Extracting Drug-Drug Interactions (DDI) interactions from bio-medical literature.
Text mining techniques are useful in extracting hidden information about the biomedical interactions such as Protein-Protein, Drug-Drug and Protein-Drug. Recently, there is an increased interest in automated methods due to the vast growth in the volume of published text regarding biomedical interactions.

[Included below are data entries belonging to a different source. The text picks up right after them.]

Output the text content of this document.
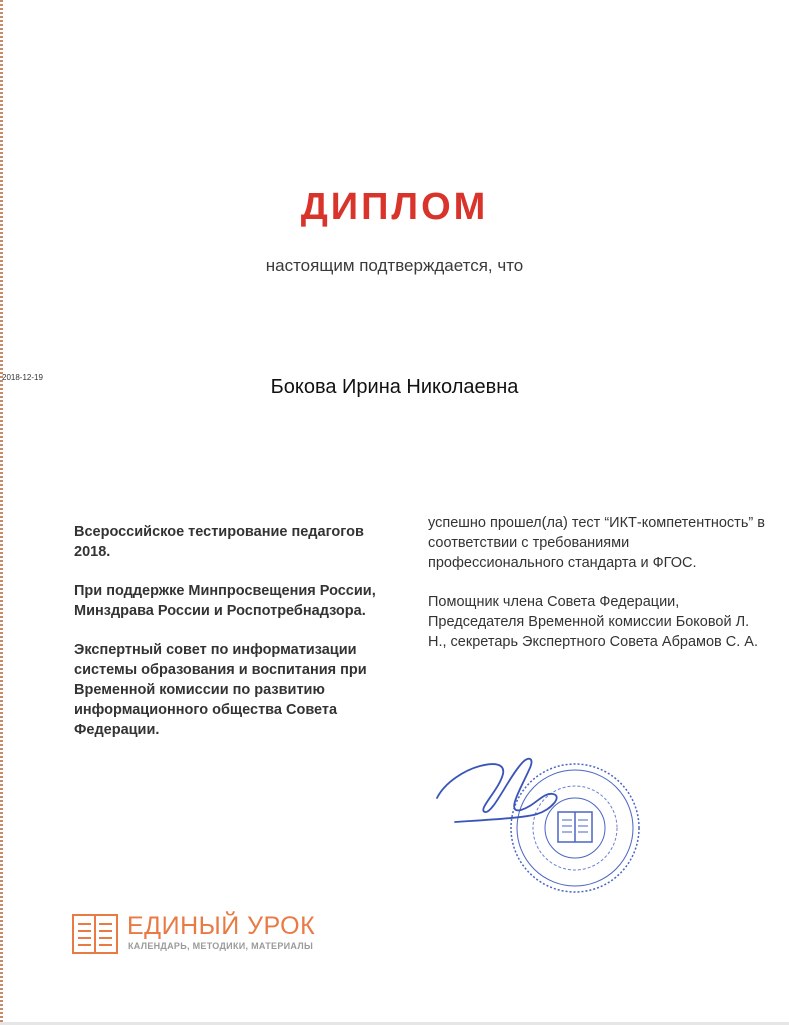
ДИПЛОМ
настоящим подтверждается, что
2018-12-19	Бокова Ирина Николаевна

Всероссийское тестирование педагогов 2018.

При поддержке Минпросвещения России, Минздрава России и Роспотребнадзора.

Экспертный совет по информатизации системы образования и воспитания при Временной комиссии по развитию информационного общества Совета Федерации.

успешно прошел(ла) тест “ИКТ-компетентность” в соответствии с требованиями профессионального стандарта и ФГОС.

Помощник члена Совета Федерации, Председателя Временной комиссии Боковой Л. Н., секретарь Экспертного Совета Абрамов С. А.

ЕДИНЫЙ УРОК
КАЛЕНДАРЬ, МЕТОДИКИ, МАТЕРИАЛЫ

This work mainly focuses on extraction of Drug-Drug interactions (DDIs) in biomedical research articles from well-known databases such as DrugBank and MedLine. Extracting such information manually from literature is very time and resource consuming. The goal of this research is to find automated techniques to extract interactions from unstructured biomedical text. The proposed approach is developed based on the features extracted using natural language processing (NLP) techniques such as bag-of-words approach, tokenization and so on. This allows a user to input a bio-medical text about drug interactions and through a series of steps which includes feature extraction techniques and use of classification algorithms, it will output automatically whether there is an interaction between the two drugs given.
This uncomplicated and easy to implement set of features are combined into a feature vector which is used to train a machine learning model. The effectiveness of the proposed approach was measured by conducting several experiments on the “DDI Extraction 2013” corpus. The system showed encouraging F-measure value of 76.9%.